Tag Archive | raspberries


I’m grateful for berries. These bright berries on the blueleaf honeysuckle, Lonicera korolkowii provide food for birds from now throughout winter, ripe or dried in situ. This gorgeous bush is native to ‘The Mountains of Central Asia,’ which I just learned is a very specific geographical ecosystem, also home to half the world’s wild snow leopards. The Mountains of Central Asia is a biodiversity hotspot consisting of two major mountain ranges which extend among six countries, including Afghanistan. I’m grateful that this plant thrives in our climate and is a beneficial habitat shrub and not an invasive species.

Little purple berries on New Mexico Foresteria also feed birds, in particular the Townsend’s solitaire which I have seen yearly in this shrub. Not technically berries, but I’m not being technical. They look like berries, they feed like berries–but they taste pretty awful to me. Anyway, the flowers are full of tiny native bees in spring, and abundant berries in late summer also provide bounty for wildlife. I’m grateful to have this buffet in my landscape.

Some limbs on some of the junipers are laden with ripe juniper berries. Again, pseudo-berries, but berries is what we call them. Most of my dogs have nibbled them off the ground when they’re plentiful, with gusto; they were a food fad a few years ago; they feed wildlife; they are purported to have health benefits and healing properties; and they flavor gin. I’m grateful for juniper berries in the yarden.

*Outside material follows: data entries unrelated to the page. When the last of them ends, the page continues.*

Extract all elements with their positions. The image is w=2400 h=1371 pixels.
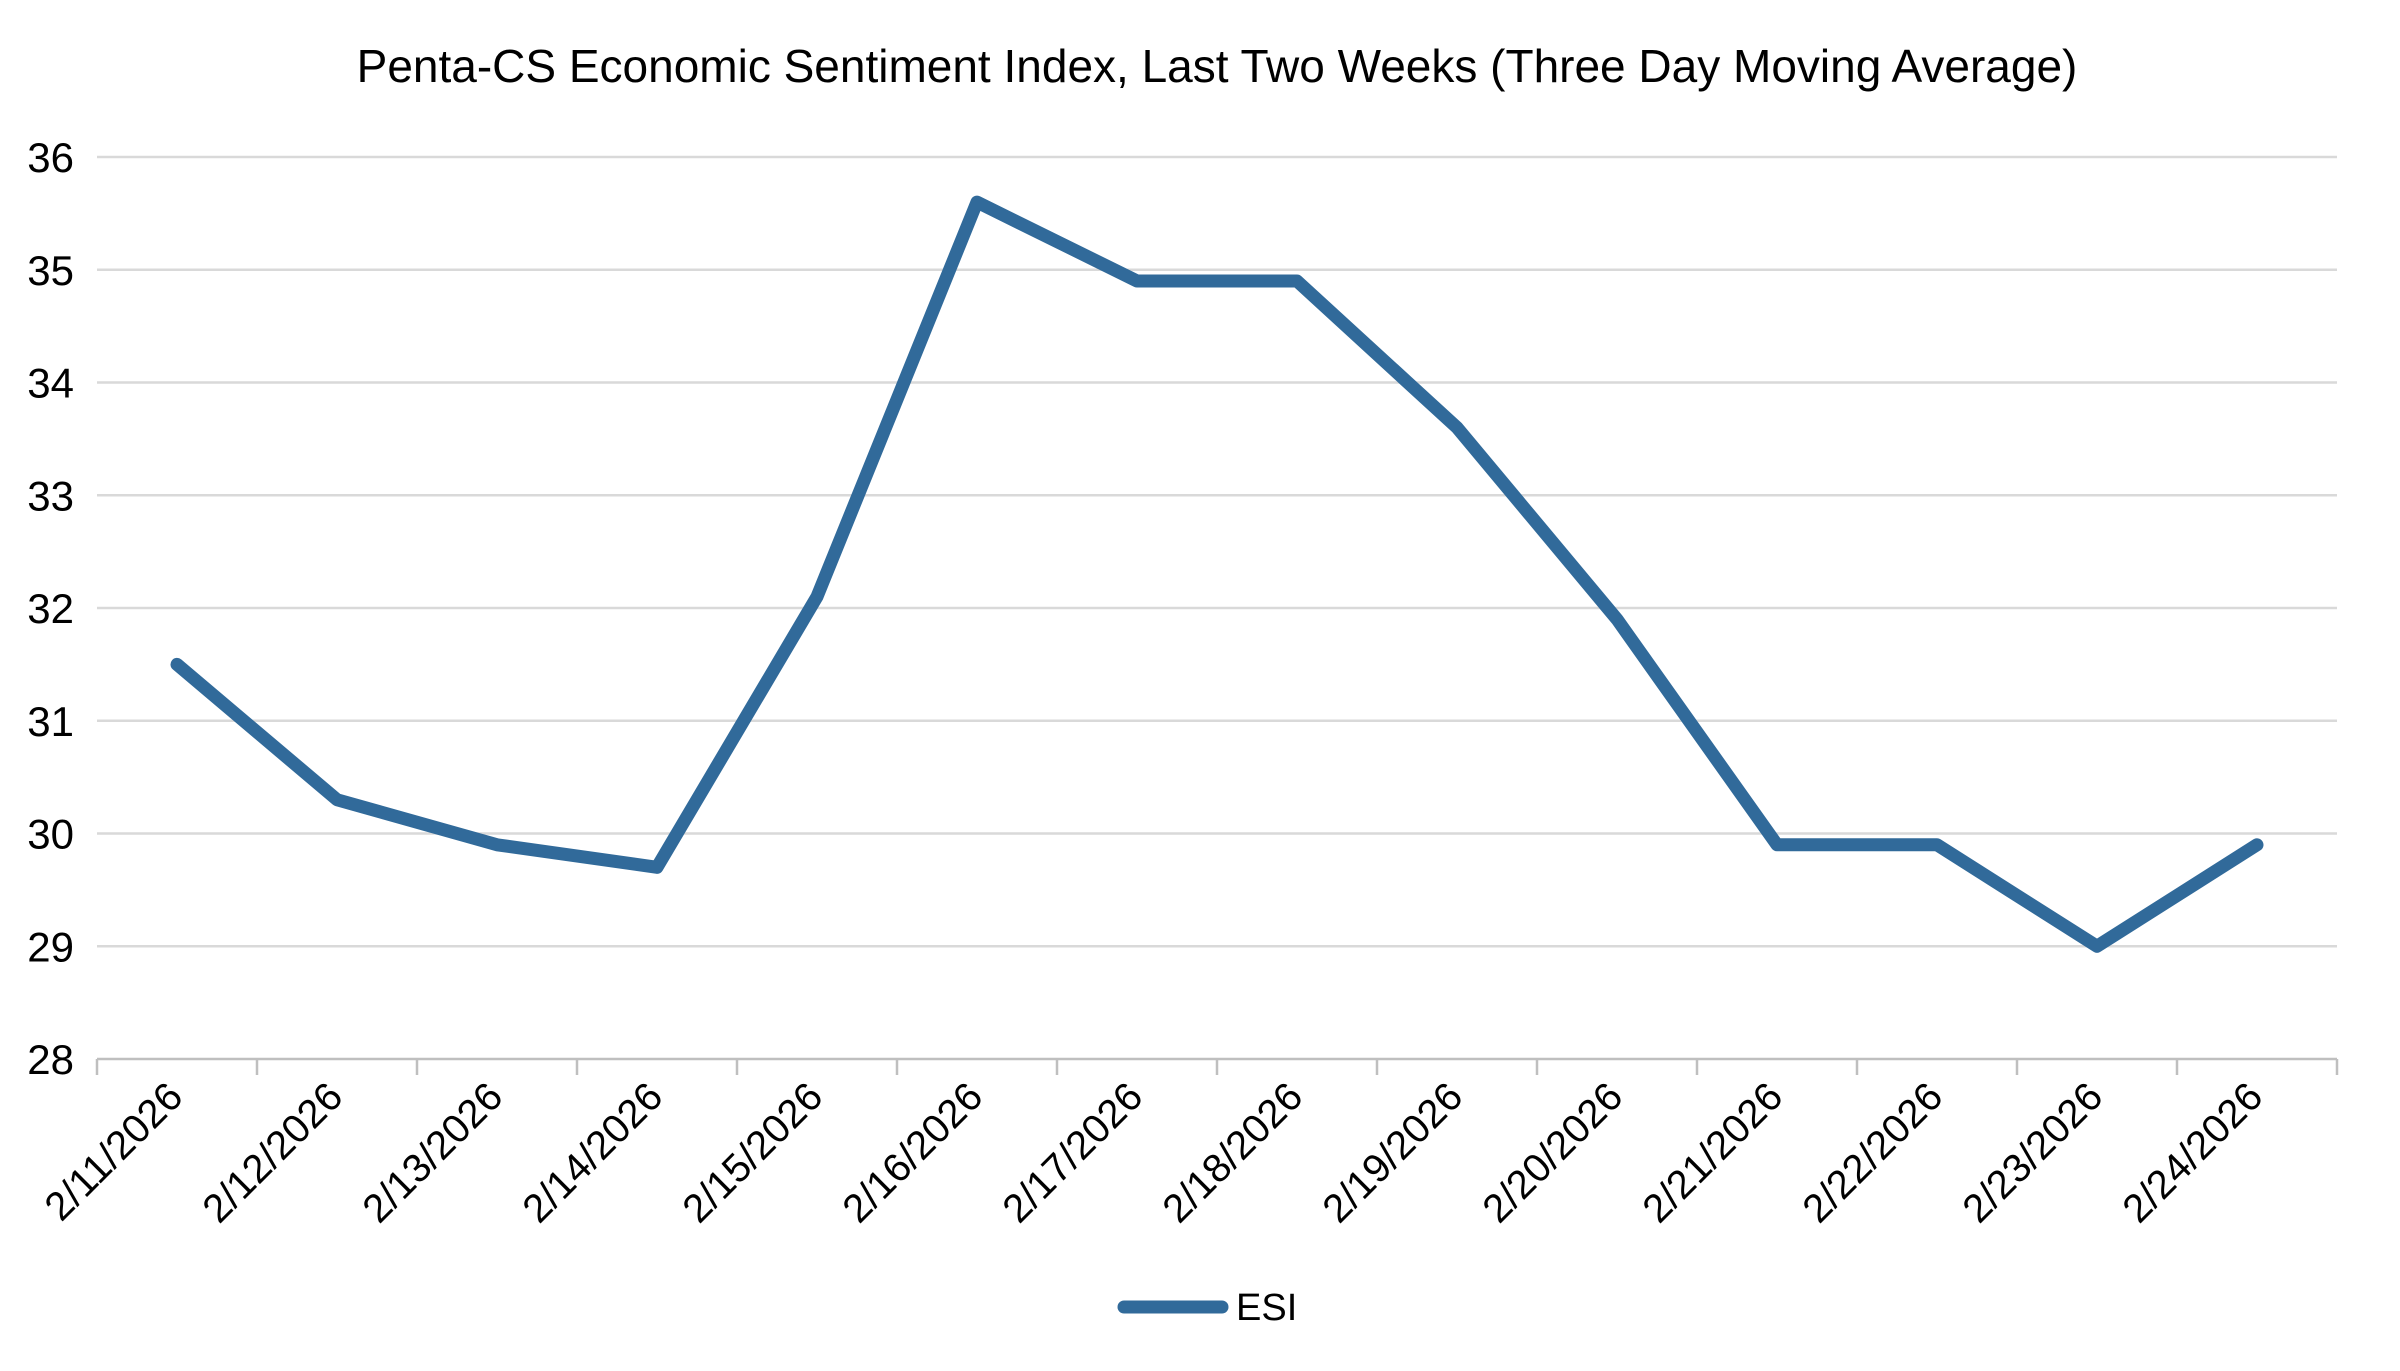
legend-label: ESI (1236, 1287, 1297, 1329)
x-tick-label: 2/18/2026 (1154, 1074, 1311, 1231)
y-tick-label-31: 31 (27, 698, 74, 745)
y-tick-label-30: 30 (27, 811, 74, 858)
y-axis-tick-labels: 28 29 30 31 32 33 34 35 36 (27, 134, 74, 1083)
x-tick-label: 2/13/2026 (354, 1074, 511, 1231)
x-tick-label: 2/12/2026 (194, 1074, 351, 1231)
esi-series-line (170, 195, 2264, 953)
x-tick-label: 2/19/2026 (1314, 1074, 1471, 1231)
legend: ESI (1117, 1287, 1297, 1329)
y-tick-label-35: 35 (27, 247, 74, 294)
chart-title: Penta-CS Economic Sentiment Index, Last … (357, 40, 2078, 92)
x-tick-label: 2/15/2026 (674, 1074, 831, 1231)
y-tick-label-28: 28 (27, 1036, 74, 1083)
x-tick-label: 2/23/2026 (1954, 1074, 2111, 1231)
x-tick-label: 2/21/2026 (1634, 1074, 1791, 1231)
x-tick-label: 2/24/2026 (2114, 1074, 2271, 1231)
x-axis (95, 1057, 2339, 1075)
y-tick-label-36: 36 (27, 134, 74, 181)
y-tick-label-33: 33 (27, 472, 74, 519)
y-tick-label-29: 29 (27, 923, 74, 970)
x-tick-label: 2/11/2026 (37, 1074, 192, 1229)
x-axis-tick-labels: 2/11/2026 2/12/2026 2/13/2026 2/14/2026 2/15… (37, 1074, 2272, 1231)
x-tick-label: 2/20/2026 (1474, 1074, 1631, 1231)
x-tick-label: 2/16/2026 (834, 1074, 991, 1231)
x-tick-label: 2/17/2026 (994, 1074, 1151, 1231)
x-tick-label: 2/14/2026 (514, 1074, 671, 1231)
y-tick-label-34: 34 (27, 360, 74, 407)
y-tick-label-32: 32 (27, 585, 74, 632)
x-tick-label: 2/22/2026 (1794, 1074, 1951, 1231)
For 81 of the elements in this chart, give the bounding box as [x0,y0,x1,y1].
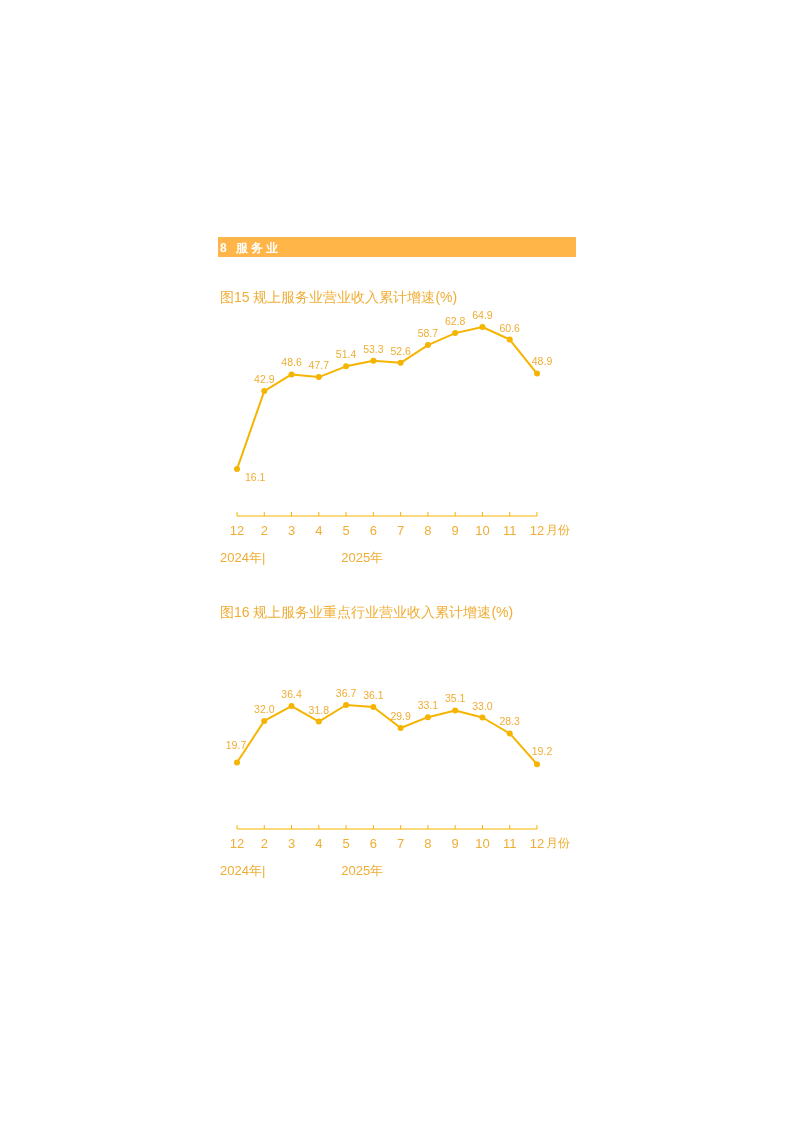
x-tick-label: 11 [502,523,517,538]
point [506,730,513,737]
data-label: 19.2 [531,745,553,758]
x-tick-label: 6 [369,836,377,851]
data-label: 33.0 [472,699,493,712]
data-label: 33.1 [417,699,439,712]
point [397,724,404,731]
x-tick-label: 7 [397,523,405,538]
x-tick-label: 10 [475,836,490,851]
point [479,324,486,330]
point [261,388,268,395]
x-tick-label: 7 [397,836,405,851]
point [288,703,295,710]
point [397,359,404,366]
point [424,342,431,349]
data-label: 53.3 [363,342,384,355]
x-tick-label: 10 [475,523,490,538]
text: 2025年 [341,863,384,878]
data-label: 47.7 [308,359,330,372]
data-label: 35.1 [444,692,466,705]
x-tick-label: 12 [529,523,545,538]
chart-title: 8 服务业 [220,241,282,255]
x-axis-title: 月份 [546,523,570,537]
point [370,357,377,364]
data-label: 32.0 [254,702,275,715]
data-label: 28.3 [499,715,521,728]
x-tick-label: 12 [529,836,545,851]
data-label: 29.9 [390,709,412,722]
data-label: 19.7 [225,739,247,752]
x-tick-label: 8 [424,523,432,538]
point [424,714,431,721]
text: 2024年| [220,550,266,565]
point [288,371,295,378]
x-tick-label: 9 [451,836,459,851]
chart-title: 图16 规上服务业重点行业营业收入累计增速(%) [220,604,514,620]
x-tick-label: 3 [287,836,296,851]
x-tick-label: 12 [229,836,245,851]
data-label: 62.8 [444,315,466,328]
x-tick-label: 4 [315,523,323,538]
data-label: 31.8 [308,703,330,716]
point [343,702,350,708]
point [261,717,268,724]
point [315,374,322,381]
data-label: 16.1 [245,471,266,484]
point [315,718,322,725]
x-tick-label: 11 [502,836,517,851]
point [452,707,459,714]
data-label: 48.6 [281,356,302,369]
chart-subtitle: 图15 规上服务业营业收入累计增速(%) [220,289,458,305]
text: 2025年 [341,550,384,565]
point [370,704,377,711]
data-label: 36.7 [335,687,357,699]
x-axis-title: 月份 [546,836,570,850]
point [234,466,240,473]
data-label: 64.9 [472,309,493,321]
data-label: 36.4 [281,688,302,701]
data-label: 58.7 [417,327,439,340]
text: 2024年| [220,863,266,878]
x-tick-label: 2 [260,836,268,851]
point [506,336,513,343]
point [534,370,540,377]
data-label: 60.6 [499,321,521,334]
x-tick-label: 3 [287,523,296,538]
data-label: 36.1 [363,689,384,702]
data-label: 52.6 [390,344,412,357]
x-tick-label: 2 [260,523,268,538]
x-tick-label: 8 [424,836,432,851]
x-tick-label: 5 [342,836,350,851]
point [479,714,486,721]
data-label: 48.9 [531,354,553,367]
point [343,363,350,370]
x-tick-label: 12 [229,523,245,538]
data-label: 51.4 [335,348,357,361]
x-tick-label: 6 [369,523,377,538]
x-tick-label: 5 [342,523,350,538]
x-tick-label: 4 [315,836,323,851]
point [234,759,240,766]
point [452,330,459,337]
point [534,761,540,768]
x-tick-label: 9 [451,523,459,538]
data-label: 42.9 [254,373,275,386]
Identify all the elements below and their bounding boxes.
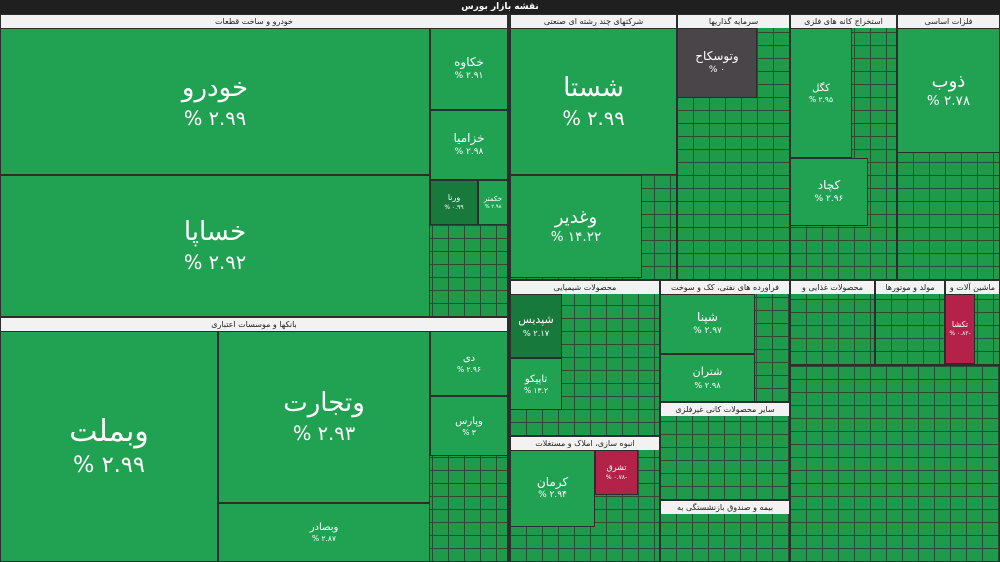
stock-change: ۲.۹۹ % xyxy=(562,106,625,130)
stock-symbol: ورنا xyxy=(447,193,461,203)
stock-symbol: کرمان xyxy=(536,474,569,489)
stock-symbol: شپدیس xyxy=(518,313,554,327)
sector-header: خودرو و ساخت قطعات xyxy=(1,15,507,28)
stock-change: ۲.۹۳ % xyxy=(292,422,356,446)
sector-header: بیمه و صندوق بازنشستگی به xyxy=(661,501,789,514)
sector-header: محصولات شیمیایی xyxy=(511,281,659,294)
stock-tile: وبملت ۲.۹۹ % xyxy=(0,331,218,562)
stock-change: ۲.۹۵ % xyxy=(809,94,833,104)
stock-tile: تاپیکو ۱۳.۲ % xyxy=(510,358,562,410)
sector: بیمه و صندوق بازنشستگی به xyxy=(660,500,790,562)
stock-tile: کگل ۲.۹۵ % xyxy=(790,28,852,158)
stock-tile: خکاوه ۲.۹۱ % xyxy=(430,28,508,110)
stock-tile: کچاد ۲.۹۶ % xyxy=(790,158,868,226)
stock-symbol: خکمتر xyxy=(483,194,503,203)
stock-change: -۰.۸۲ % xyxy=(949,330,971,338)
stock-tile: ورنا ۰.۹۹ % xyxy=(430,180,478,225)
stock-symbol: شپنا xyxy=(697,310,718,325)
stock-symbol: وتجارت xyxy=(283,388,365,419)
stock-change: ۲.۹۴ % xyxy=(538,490,567,501)
sector: مولد و موتورها xyxy=(875,280,945,365)
sector-header: شرکتهای چند رشته ای صنعتی xyxy=(511,15,676,28)
stock-change: ۲.۱۷ % xyxy=(522,327,550,338)
sector: سایر محصولات کانی غیرفلزی xyxy=(660,402,790,500)
stock-change: ۲.۹۹ % xyxy=(73,452,145,479)
stock-tile: وبصادر ۲.۸۷ % xyxy=(218,503,430,562)
stock-tile: شپنا ۲.۹۷ % xyxy=(660,294,755,354)
stock-symbol: وبصادر xyxy=(309,522,339,534)
stock-symbol: خودرو xyxy=(181,72,249,103)
stock-tile: ذوب ۲.۷۸ % xyxy=(897,28,1000,153)
stock-change: ۳ % xyxy=(462,427,476,437)
stock-tile: شتران ۲.۹۸ % xyxy=(660,354,755,402)
stock-symbol: خزامیا xyxy=(453,131,485,146)
stock-symbol: خساپا xyxy=(183,217,247,248)
sector-header: ماشین آلات و xyxy=(946,281,999,294)
stock-change: ۱۳.۲ % xyxy=(524,385,548,395)
stock-tile: دی ۲.۹۶ % xyxy=(430,331,508,396)
stock-change: ۲.۹۶ % xyxy=(457,365,481,375)
stock-tile: شپدیس ۲.۱۷ % xyxy=(510,294,562,358)
sector-header: سرمایه گذاریها xyxy=(678,15,789,28)
stock-change: ۲.۹۸ % xyxy=(454,146,484,157)
stock-tile: وتجارت ۲.۹۳ % xyxy=(218,331,430,503)
sector-header: انبوه سازی، املاک و مستغلات xyxy=(511,437,659,450)
stock-symbol: وبملت xyxy=(69,414,149,450)
stock-tile: خکمتر ۲.۹۸ % xyxy=(478,180,508,225)
stock-symbol: شتران xyxy=(692,365,723,379)
stock-symbol: کچاد xyxy=(817,178,841,193)
stock-symbol: دی xyxy=(462,353,476,365)
stock-symbol: وغدیر xyxy=(554,207,598,229)
sector-header: استخراج کانه های فلزی xyxy=(791,15,896,28)
sector-header: سایر محصولات کانی غیرفلزی xyxy=(661,403,789,416)
stock-symbol: وپارس xyxy=(455,415,483,427)
stock-symbol: وتوسکاح xyxy=(695,49,739,64)
stock-symbol: تکشا xyxy=(951,319,969,329)
sector-header: فراورده های نفتی، کک و سوخت xyxy=(661,281,789,294)
sector-header: بانکها و موسسات اعتباری xyxy=(1,318,507,331)
stock-tile: تکشا -۰.۸۲ % xyxy=(945,294,975,364)
stock-change: ۲.۹۸ % xyxy=(484,203,502,210)
stock-tile: خودرو ۲.۹۹ % xyxy=(0,28,430,175)
stock-symbol: تاپیکو xyxy=(524,373,548,385)
stock-change: ۲.۹۶ % xyxy=(814,193,844,204)
stock-symbol: خکاوه xyxy=(454,55,484,70)
stock-change: ۰ % xyxy=(708,64,726,75)
stock-change: ۰.۹۹ % xyxy=(444,203,464,211)
title-bar: نقشه بازار بورس xyxy=(0,0,1000,14)
stock-change: -۰.۷۸ % xyxy=(605,473,628,481)
stock-change: ۲.۹۹ % xyxy=(183,106,247,130)
stock-change: ۲.۹۱ % xyxy=(454,70,484,81)
stock-tile: وپارس ۳ % xyxy=(430,396,508,456)
stock-tile: کرمان ۲.۹۴ % xyxy=(510,450,595,527)
stock-change: ۲.۸۷ % xyxy=(312,534,336,544)
stock-change: ۲.۷۸ % xyxy=(926,93,971,110)
sector-header: فلزات اساسی xyxy=(898,15,999,28)
stock-tile: وتوسکاح ۰ % xyxy=(677,28,757,98)
stock-change: ۱۴.۲۲ % xyxy=(550,229,602,246)
stock-change: ۲.۹۷ % xyxy=(693,325,722,336)
sector: محصولات غذایی و xyxy=(790,280,875,365)
stock-tile: تشرق -۰.۷۸ % xyxy=(595,450,638,495)
stock-symbol: تشرق xyxy=(606,463,627,473)
stock-change: ۲.۹۲ % xyxy=(183,251,247,275)
stock-tile: خزامیا ۲.۹۸ % xyxy=(430,110,508,180)
stock-change: ۲.۹۸ % xyxy=(694,379,721,390)
stock-tile: خساپا ۲.۹۲ % xyxy=(0,175,430,317)
sector-header: محصولات غذایی و xyxy=(791,281,874,294)
stock-symbol: شستا xyxy=(563,72,624,103)
stock-symbol: کگل xyxy=(812,82,830,94)
stock-tile: وغدیر ۱۴.۲۲ % xyxy=(510,175,642,278)
stock-symbol: ذوب xyxy=(931,71,966,93)
sector-header: مولد و موتورها xyxy=(876,281,944,294)
small-tiles xyxy=(790,365,1000,562)
stock-tile: شستا ۲.۹۹ % xyxy=(510,28,677,175)
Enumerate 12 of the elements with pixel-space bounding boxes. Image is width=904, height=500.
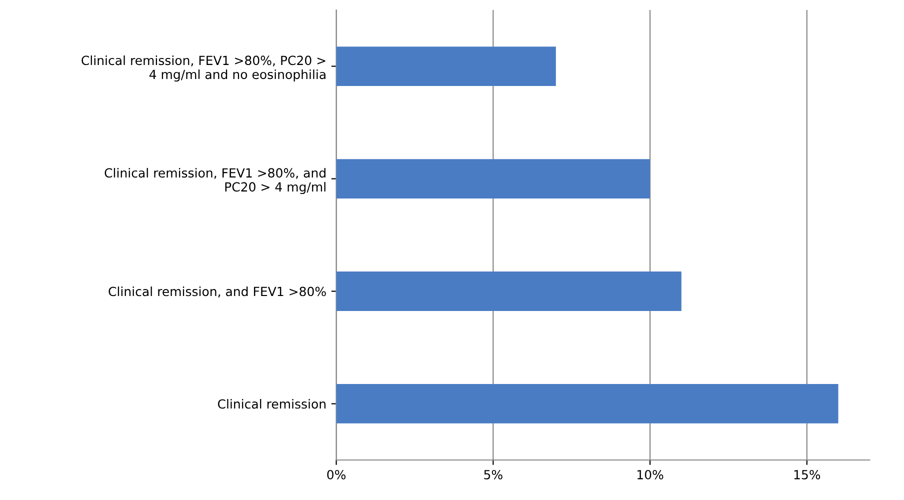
bar xyxy=(336,384,838,424)
x-tick-label: 10% xyxy=(638,470,664,480)
bar xyxy=(336,272,682,311)
y-tick-label: Clinical remission xyxy=(218,399,326,409)
bar xyxy=(336,46,556,86)
x-tick-label: 15% xyxy=(794,470,820,480)
y-tick-label: Clinical remission, FEV1 >80%, PC20 > 4 mg/ml and no eosinophilia xyxy=(82,55,326,82)
x-tick-label: 5% xyxy=(484,470,502,480)
x-tick-label: 0% xyxy=(327,470,346,480)
y-tick-label: Clinical remission, FEV1 >80%, and PC20 > 4 mg/ml xyxy=(104,168,326,194)
bar xyxy=(336,159,650,198)
y-tick-label: Clinical remission, and FEV1 >80% xyxy=(108,286,326,298)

I’m grateful for raspberries! I’m grateful that I savored and saved last summer’s gift of a gallon raspberries, and still have some left this summer, since the crop was paltry in this drought. Nurturing a new cluster of water kefir grains, I splurged and put a few frozen raspberries in to flavor yesterday’s decanted batch. Tomorrow, I’ll be grateful for a healthy, fermented raspberry soda. Actual berries or illusory facsimiles, I’m grateful for berries: fruits of the labors of bees and bushes.

Grandma Gilda

I don’t know who she is, but I’m sure grateful that her recipe for sponge cake came to my attention. Kim made a cookbook of her great-grandmother’s recipes many years ago, called Rosalie’s Kitchen. When she texted a picture of this amazing cake a few weeks back, I knew I had to try it, and was grateful she’d given me a copy of the cookbook. (I’ll be taking a crack at Rosalie’s biscotti pretty soon.) I was excited to try a genuine Genoese Sponge for the first time, grateful the Great British Baking Show had given me courage and incentive to try it, and grateful I had enough good Bad Dog eggs, milk, whipping cream, and everything else I needed to make it.

After beating seven eggs for more than ten minutes, until they had tripled in volume and turned light and frothy, I gradually added sugar.
Two more eggs went into the Italian cream which required several cooking steps including direct heat and double boiler.
I didn’t have Hershey’s syrup, so made a quick ganache with a good dark Equal Exchange chocolate bar and some heated whipping cream.
Chop the chocolate, pour the hot cream over it (1:1 up to 1:1.5 ratio), let it sit three minutes, then stir til it’s all melted and mixed. Chill for a couple of hours, then whip til frosting consistency. Grateful for the honeybee bowl Cousin Melinda gave me years ago, perfect for the task.
I cut the two cakes in half with a bread knife to make four layers.
The first layer is frosted with raspberry whipped cream. Grandma Gilda’s recipe calls for strawberries, but I’m grateful I had some of Paula’s raspberries from last summer in the freezer, so I thawed about a cup of them to mix into the whipped cream.
The second layer is frosted with the whipped chocolate ganache, and the third is covered with Italian cream.
On goes the top…
…and the whole thing gets frosted with whipped cream. Then cut and shared with the first person down the driveway.
And then a slice savored, bite by bite, after dinner. One of the most fun cakes I’ve ever made. I’m grateful for everything that went into this cake, from Kim sharing her ancestral recipe, to all the fine ingredients, to having the time, patience, inspiration, desire, and skill to concoct it. I’m grateful for the propane and the oven, the bowls and the mixer, the spatulas, spoons and knives, pots and pans and cooling racks, a kitchen counter long enough to lay it all out on, and friends to share it with.